Investors urge governments to go green for coronavirus recovery
Major investors, Australian superannuation funds and the International Energy Agency are urging governments to seize the green opportunity to drive economic growth after the coronavirus pandemic and avoid the risks they see in high carbon emitting projects.
"Recovery plans that exacerbate climate change would expose investors and national economies to escalating financial, health and social risks in the coming years," said a statement from the Investor Agenda group - an international coalition of institutional investors and asset managers whose members hold more than US$80 trillion under management.
Investors are urging governments to invest in renewable energy and low-emissions industries to drive economic growth after the coronavirus pandemic.Credit:AP/Ben Margot
Large-scale energy generators such as coal and gas fired power plants and their heavy duty transmission networks, as well as gas powered manufacturing facilities, are built to deliver a return on investment over decades.
Investors argue international commitments to tackle climate change and reduce emissions such as the Paris Agreement create an unacceptable risk for long-term investment in emissions intensive projects.
CBUS super fund board director Stephen Dunne said in the wake of coronavirus the business community will be wary of investing in projects exposed to the "systemic risk" of climate change. Mr Dunne is chairman of the Australian Investor Group on Climate Change which is a member of the Investor Group.
"Investors are increasingly pricing climate risk into their investment decisions and looking for resilient assets that will provide sustainable returns," he said.
This week the International Energy Agency, an intergovernmental energy forecast adviser, highlighted opportunities in the energy sector in the wake of COVID-19. Global energy demand is forecast to fall a whopping 6 per cent this year, seven times more than during the global financial crisis.
But emissions returned to previous heights around two years after the 2008 financial crisis and IEA executive director Dr Fatih Birol said the energy industry that emerges from the pandemic will be "significantly different".
Dr Birol said "only renewables are holding up during the previously unheard-of slump" in global consumption of electricity, oil and gas.
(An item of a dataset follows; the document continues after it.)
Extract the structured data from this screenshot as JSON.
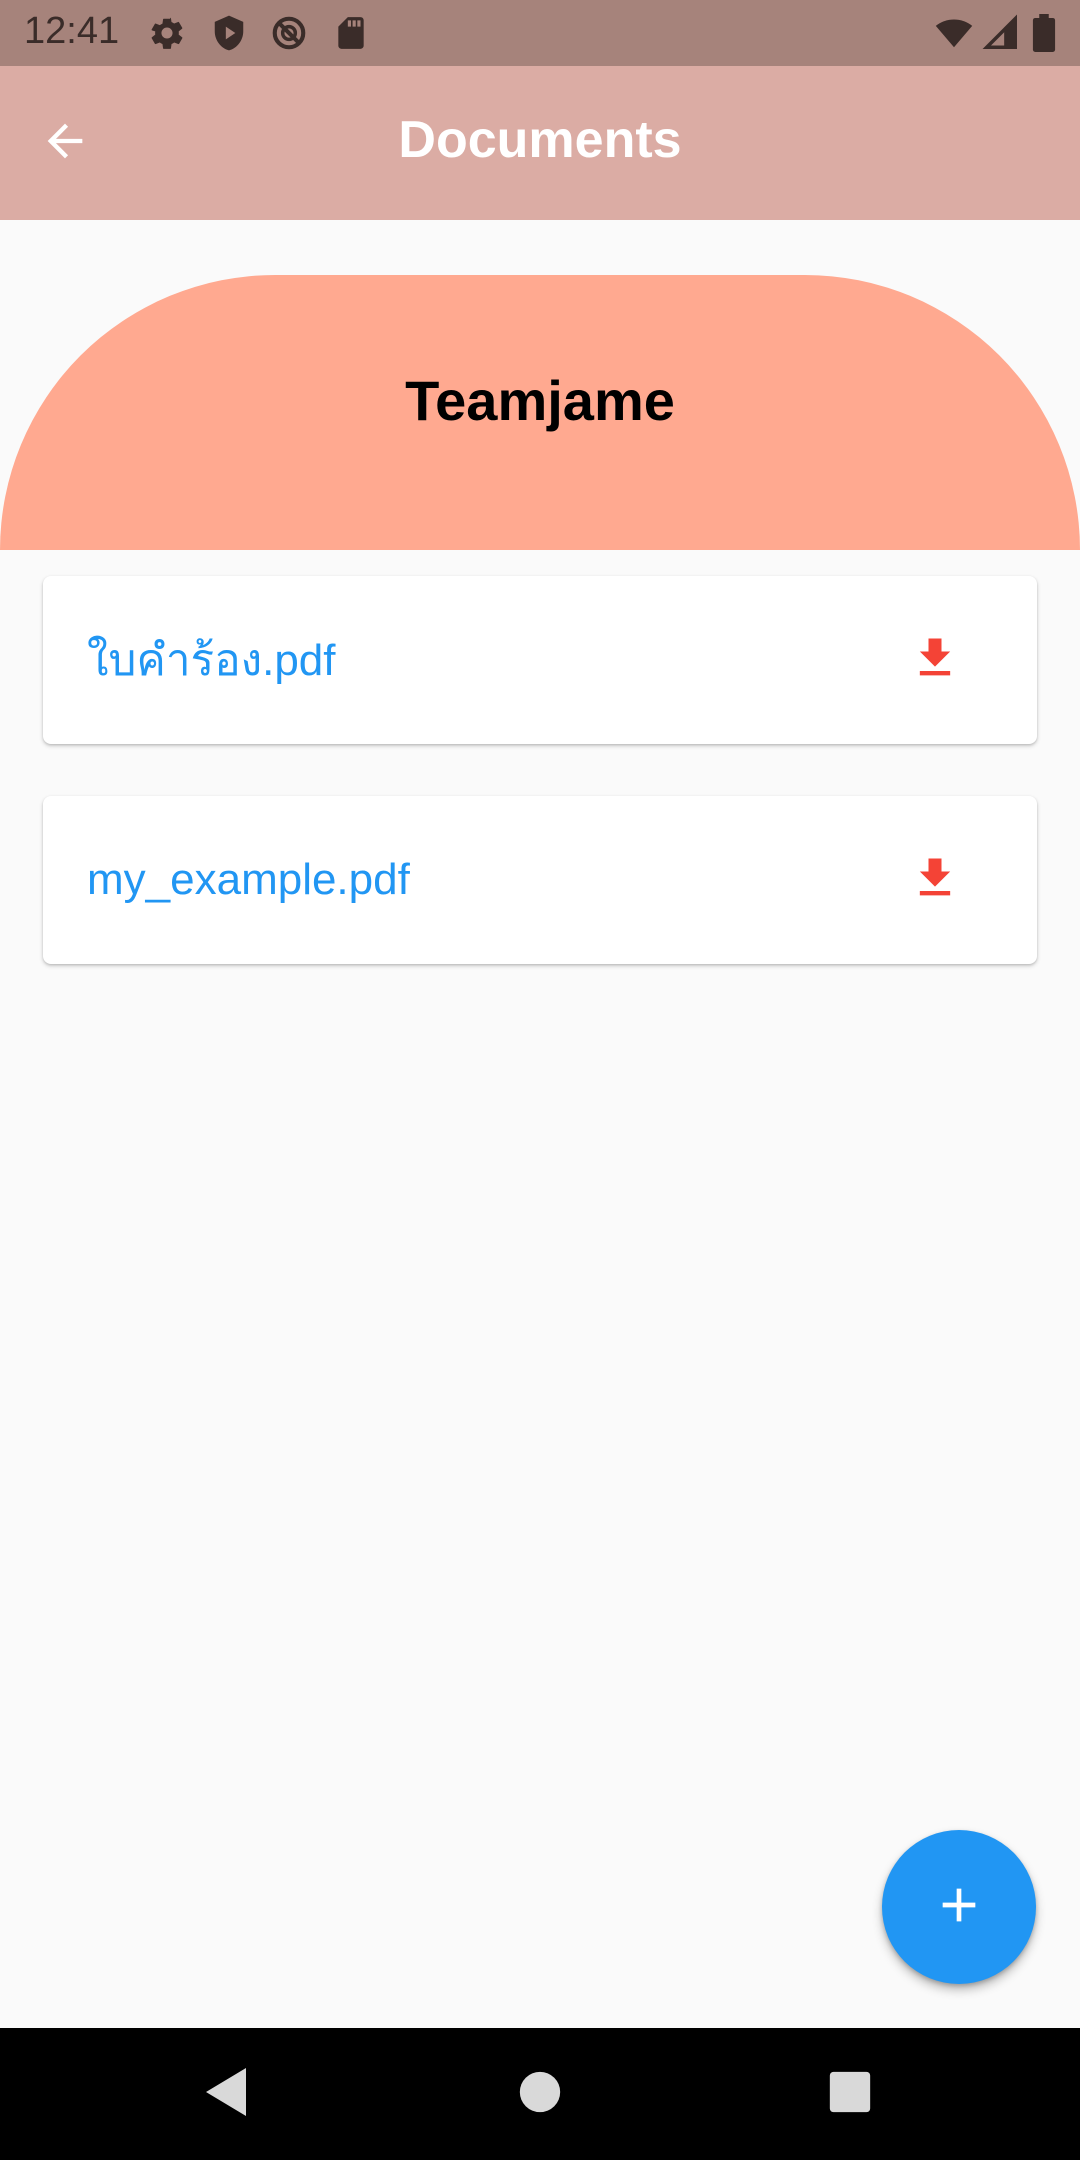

Clean energy "can create jobs, make economies more competitive and steer the world towards a more resilient and cleaner energy future", he said.
Energy and Emissions Reduction Minister Angus Taylor has recently said he wants Australia to capitalise on depressed global oil and gas markets to deliver cheap energy for industry to aid the recovery.
He has also directed the Clean Energy Finance Corporation to invest $70 million in private hydrogen energy projects powered only by renewable energy, and $300 million in projects which can include gas power.
Last week 60 companies issued a statement ahead of Germany's Petersberg Climate Dialogue including major multinationals ThyssenKrupp, Bayer, Puma and Allianz calling for the German government to "closely link economic policy measures to overcome both the climate crisis and the coronavirus crisis".
Mindy Lubber, chief executive of US-based sustainability advocate group Ceres, which boasts a network of 175 institutional investors managing more than $29 trillion in assets said "policymakers and regulators have a chance to reshape a new resilient economy in fundamental ways that better protect us from system threats, like the climate emergency".
Emma Herd, chief executive of the Australian Investor Group on Climate Change, said "government policy that spurs fresh private investment in clean energy … will lead to much needed jobs and economic growth".
"The Australian government should be looking to integrate recovery plans with its technology investment roadmap, long-term emissions reduction strategy, grid modernisation planning and bushfire recovery to build greater resilience and reduce climate risk," Ms Herd said.